The United States is home 59 national parks — from Yellowstone (the first, established in 1872) and to Pinnacles in California (the newest, created in 2013). Writer and photographer Becky Lomax has lived and breathed the parks her whole life. Her dad was a park ranger and as a kid, she and her family would regularly visit Washington stae’s national parks.
As an adult, Lomax lived outside of Glacier National Park in Montana, where she worked as a backpacking and hiking guide. That experience inspired her first guide book.
Lomax’s most recent guidebook, titled Moon USA National Parks: The Completed Guide to All 59 Parks, takes on the whole system.
Lomax admits going from highlighting specific parks to the whole national system was a huge endeavor, but she had help from other authors and guides. “These are people that live like I do … right next to national parks and we go there all the time. We know what works, how to do it, what season and so forth — it’s a lot of insider information.”
She says in general you should plan a year in advance for your trip — especially if it’s a popular national park like Yosemite, the Grand Canyon or Yellowstone. Lodging typically opens up a year in advance and will fill up quickly, but Lomax notes, a lot of parks can easily be made into day trips.
Here are some other helpful tips from Lomax:
- Take shuttles into the parks. – “It just makes it so much easier to get to those trails heads or get to those things you want to see.”
- Go to the park before 9 a.m. or after 4 p.m. to avoid the major crowds. – “Most people in the national parks are out and about between 9 and 4. So if you can make use of that early morning time or that evening time, you can actually have some really cool short trail hiking experiences or sight-seeing experiences, or scenic drives where you’re not battling all these cars or people.”
- Be respectful. – “Every time we go into a park, we are affecting that park.” Take care to limit single-use plastics in the park and take garbage bags to collect your smaller trash to take back out of the park when you leave.
- Use binoculars. – “Wildlife watching should be done through binoculars so you’re giving these animals space, and that’s for your safety and for their safety.”
However big or small of a trip you take, Lomax encourages everyone to makie it to at least one national park in your lifetime. “Most people come away just totally enriched — even if it’s a short national park experience — it comes frought with meaning to them, at having had that special moment out there,” she says.
As for the best national parks, Lomax shares some of her favorites:
Theodore Roosevelt National Park (North Dakota)
Roosevelt is a less-traveled park, but has a ton of wildlife watching potential — from wild horses, to buffalo, to prarie dogs. The hiking trails range in difficulty, but the park also has a lot of scenic roads if you need to keep the family in the car or give the kids a break from walking. “You don’t get to see wild horses too often and that’s a pretty cool place to be able to see that,” Lomax adds.
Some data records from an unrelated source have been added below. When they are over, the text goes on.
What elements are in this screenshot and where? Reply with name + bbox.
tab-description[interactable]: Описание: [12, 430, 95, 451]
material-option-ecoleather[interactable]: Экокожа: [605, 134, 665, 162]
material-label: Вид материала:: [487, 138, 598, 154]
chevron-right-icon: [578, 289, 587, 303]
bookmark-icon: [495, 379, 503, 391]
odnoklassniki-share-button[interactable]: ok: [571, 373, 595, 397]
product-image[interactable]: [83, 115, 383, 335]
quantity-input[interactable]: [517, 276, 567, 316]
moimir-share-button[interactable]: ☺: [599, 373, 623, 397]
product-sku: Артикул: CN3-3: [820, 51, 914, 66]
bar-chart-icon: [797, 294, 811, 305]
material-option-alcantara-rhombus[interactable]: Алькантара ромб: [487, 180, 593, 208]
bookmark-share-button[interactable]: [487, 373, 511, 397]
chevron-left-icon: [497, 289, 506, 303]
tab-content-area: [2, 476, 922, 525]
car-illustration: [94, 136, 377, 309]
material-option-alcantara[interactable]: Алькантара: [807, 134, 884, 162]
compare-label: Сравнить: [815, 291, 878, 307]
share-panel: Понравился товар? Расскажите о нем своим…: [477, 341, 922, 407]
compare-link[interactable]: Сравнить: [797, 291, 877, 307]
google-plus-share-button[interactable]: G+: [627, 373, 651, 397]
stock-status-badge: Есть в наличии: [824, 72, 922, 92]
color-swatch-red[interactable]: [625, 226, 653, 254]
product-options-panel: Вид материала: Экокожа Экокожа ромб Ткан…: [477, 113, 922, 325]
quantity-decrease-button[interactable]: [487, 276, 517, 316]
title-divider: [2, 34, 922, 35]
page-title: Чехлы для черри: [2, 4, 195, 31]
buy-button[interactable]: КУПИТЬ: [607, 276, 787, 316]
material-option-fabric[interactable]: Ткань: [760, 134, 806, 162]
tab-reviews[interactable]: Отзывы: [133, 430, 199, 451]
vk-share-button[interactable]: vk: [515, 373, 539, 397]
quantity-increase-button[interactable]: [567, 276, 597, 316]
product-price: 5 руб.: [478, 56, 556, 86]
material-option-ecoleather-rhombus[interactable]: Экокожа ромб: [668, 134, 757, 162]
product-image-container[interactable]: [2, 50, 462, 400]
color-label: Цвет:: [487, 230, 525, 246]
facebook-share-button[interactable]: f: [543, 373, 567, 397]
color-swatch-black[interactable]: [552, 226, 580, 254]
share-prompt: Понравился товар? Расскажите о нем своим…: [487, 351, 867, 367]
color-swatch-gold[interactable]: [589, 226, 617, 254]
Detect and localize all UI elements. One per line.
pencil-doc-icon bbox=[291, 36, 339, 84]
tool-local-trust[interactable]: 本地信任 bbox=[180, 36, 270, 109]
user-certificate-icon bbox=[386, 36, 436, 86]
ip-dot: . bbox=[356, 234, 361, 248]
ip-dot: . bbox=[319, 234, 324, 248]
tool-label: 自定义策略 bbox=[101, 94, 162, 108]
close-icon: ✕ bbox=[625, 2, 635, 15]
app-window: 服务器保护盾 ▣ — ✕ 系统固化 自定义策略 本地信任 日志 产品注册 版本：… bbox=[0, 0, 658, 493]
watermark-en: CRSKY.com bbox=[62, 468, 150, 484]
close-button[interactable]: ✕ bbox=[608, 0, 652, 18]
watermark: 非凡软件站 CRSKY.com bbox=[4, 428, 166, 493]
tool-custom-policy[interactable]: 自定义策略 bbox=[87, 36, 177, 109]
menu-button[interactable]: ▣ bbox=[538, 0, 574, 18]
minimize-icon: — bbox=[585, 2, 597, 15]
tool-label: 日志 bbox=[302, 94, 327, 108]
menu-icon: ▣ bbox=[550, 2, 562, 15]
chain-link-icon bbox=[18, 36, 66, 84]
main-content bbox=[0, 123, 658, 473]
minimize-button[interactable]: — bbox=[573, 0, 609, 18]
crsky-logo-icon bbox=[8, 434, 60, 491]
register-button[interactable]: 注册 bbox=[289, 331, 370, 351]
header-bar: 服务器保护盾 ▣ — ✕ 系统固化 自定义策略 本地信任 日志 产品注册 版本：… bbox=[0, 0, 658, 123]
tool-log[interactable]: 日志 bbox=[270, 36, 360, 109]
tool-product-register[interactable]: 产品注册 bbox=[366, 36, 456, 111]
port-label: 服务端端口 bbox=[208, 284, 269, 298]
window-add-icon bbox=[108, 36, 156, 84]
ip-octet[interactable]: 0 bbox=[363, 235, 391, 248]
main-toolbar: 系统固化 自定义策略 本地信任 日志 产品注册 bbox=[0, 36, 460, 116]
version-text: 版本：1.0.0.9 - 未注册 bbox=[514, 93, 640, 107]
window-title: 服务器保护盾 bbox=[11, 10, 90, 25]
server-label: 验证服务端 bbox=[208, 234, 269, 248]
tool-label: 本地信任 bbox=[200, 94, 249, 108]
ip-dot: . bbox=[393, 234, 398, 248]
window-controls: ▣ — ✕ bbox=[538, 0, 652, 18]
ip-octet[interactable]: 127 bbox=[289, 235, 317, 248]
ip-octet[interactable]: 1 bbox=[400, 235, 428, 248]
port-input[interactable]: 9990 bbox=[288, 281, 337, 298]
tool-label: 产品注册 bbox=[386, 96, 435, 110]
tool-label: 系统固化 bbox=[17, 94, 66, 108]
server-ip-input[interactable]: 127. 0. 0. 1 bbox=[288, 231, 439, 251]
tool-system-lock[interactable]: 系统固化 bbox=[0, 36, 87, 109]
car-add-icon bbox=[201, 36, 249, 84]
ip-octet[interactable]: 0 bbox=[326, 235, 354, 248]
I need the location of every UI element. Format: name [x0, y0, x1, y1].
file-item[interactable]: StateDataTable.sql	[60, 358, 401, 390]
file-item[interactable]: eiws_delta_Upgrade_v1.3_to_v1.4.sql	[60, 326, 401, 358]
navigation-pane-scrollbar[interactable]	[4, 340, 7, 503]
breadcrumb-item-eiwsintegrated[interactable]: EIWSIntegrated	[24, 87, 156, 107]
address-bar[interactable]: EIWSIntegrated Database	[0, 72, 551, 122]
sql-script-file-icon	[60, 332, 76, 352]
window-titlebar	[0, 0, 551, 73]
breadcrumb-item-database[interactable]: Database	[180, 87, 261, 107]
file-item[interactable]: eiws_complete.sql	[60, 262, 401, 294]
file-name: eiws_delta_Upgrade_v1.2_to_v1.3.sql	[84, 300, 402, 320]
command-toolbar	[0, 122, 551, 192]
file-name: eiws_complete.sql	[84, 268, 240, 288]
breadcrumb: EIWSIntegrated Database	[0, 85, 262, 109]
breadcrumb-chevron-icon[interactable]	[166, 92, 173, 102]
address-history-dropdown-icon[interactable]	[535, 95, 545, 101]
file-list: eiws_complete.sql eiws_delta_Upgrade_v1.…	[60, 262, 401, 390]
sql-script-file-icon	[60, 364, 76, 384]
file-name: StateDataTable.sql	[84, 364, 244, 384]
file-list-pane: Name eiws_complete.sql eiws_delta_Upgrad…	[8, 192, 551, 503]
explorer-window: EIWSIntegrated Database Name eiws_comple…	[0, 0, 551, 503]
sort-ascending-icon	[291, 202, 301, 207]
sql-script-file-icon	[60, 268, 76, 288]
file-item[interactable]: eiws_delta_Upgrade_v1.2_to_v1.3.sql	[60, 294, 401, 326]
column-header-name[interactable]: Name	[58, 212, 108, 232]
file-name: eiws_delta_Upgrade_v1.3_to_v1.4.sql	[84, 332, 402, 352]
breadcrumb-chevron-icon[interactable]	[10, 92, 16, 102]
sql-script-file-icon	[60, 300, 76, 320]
Badlands National Park (South Dakota)
“If you go in summer, it’s got a paleantology lab that is open and they have some kid programs in there. And what kids don’t like dinosaurs? It’s kind of a made for kids experience there. And then some of the hikes in Badlands are just really fun short little boardwalk sections or trails that go out into these crazy, erroded, magical places.”
Lomax says all national parks have a Junior Ranger Program for kids of all ages. Simply stop in a visitor center, get the ranger booklet for that particular park, and complete the prompts to earn badges.
“All of the activities in it are educational ones that the kids get to learn about wildlife and the ecosystems. They fill out the book, do all the projects, take it back to the visitor center, and then a ranger there looks at their work and then swears them in as junior rangers and they get a badge. A lot of kids collect these badges.”
Great Lakes Region National Parks
These parks are all about a six to eight hour drive from Wisconsin.
Cuyahoga Valley National Park (Ohio)
“It’s a historic park along the canal system, so there’s a wonderful 20 mile trail you can actually bike and hike.”
Isle Royale National Park (Michigan)
“A great place to see moose, go hiking, go paddling, and just enjoy the remoteness there.”
Voyageurs National Park (Minnesota)
“This park has four giant lakes and is really good for boating, kayaking and fishing. And they have a ton of boat-in campsites. So instead of taking the RV out, you pile everything in a boat or a house boat and you go to these campsites that are kind of remote.”
Yellowstone National Park (Idaho, Wyoming, Montana)
“You can almost turn any park into a less crowded experience, especially if you can go off-season. One of the experiences that just blows me away every time is going to Yellowstone in winter. You take a snow coach into Old Faithful, you spend the night at the snow lodge, and you may be one of 15 people out there watching Old Faithful guiser erupt!”
Glacier National Park (Montana)
“That’s partially why I live here. It’s just such a rugged, beautiful park and the mountain scenery is so chiseled by glaciers — it just is magnificent. And because it’s got so many miles of hiking trails, once you get past about the three mile mark, people thin out. You can have some incredible backpacking experiences in the park where you’re not around tons and tons of people.”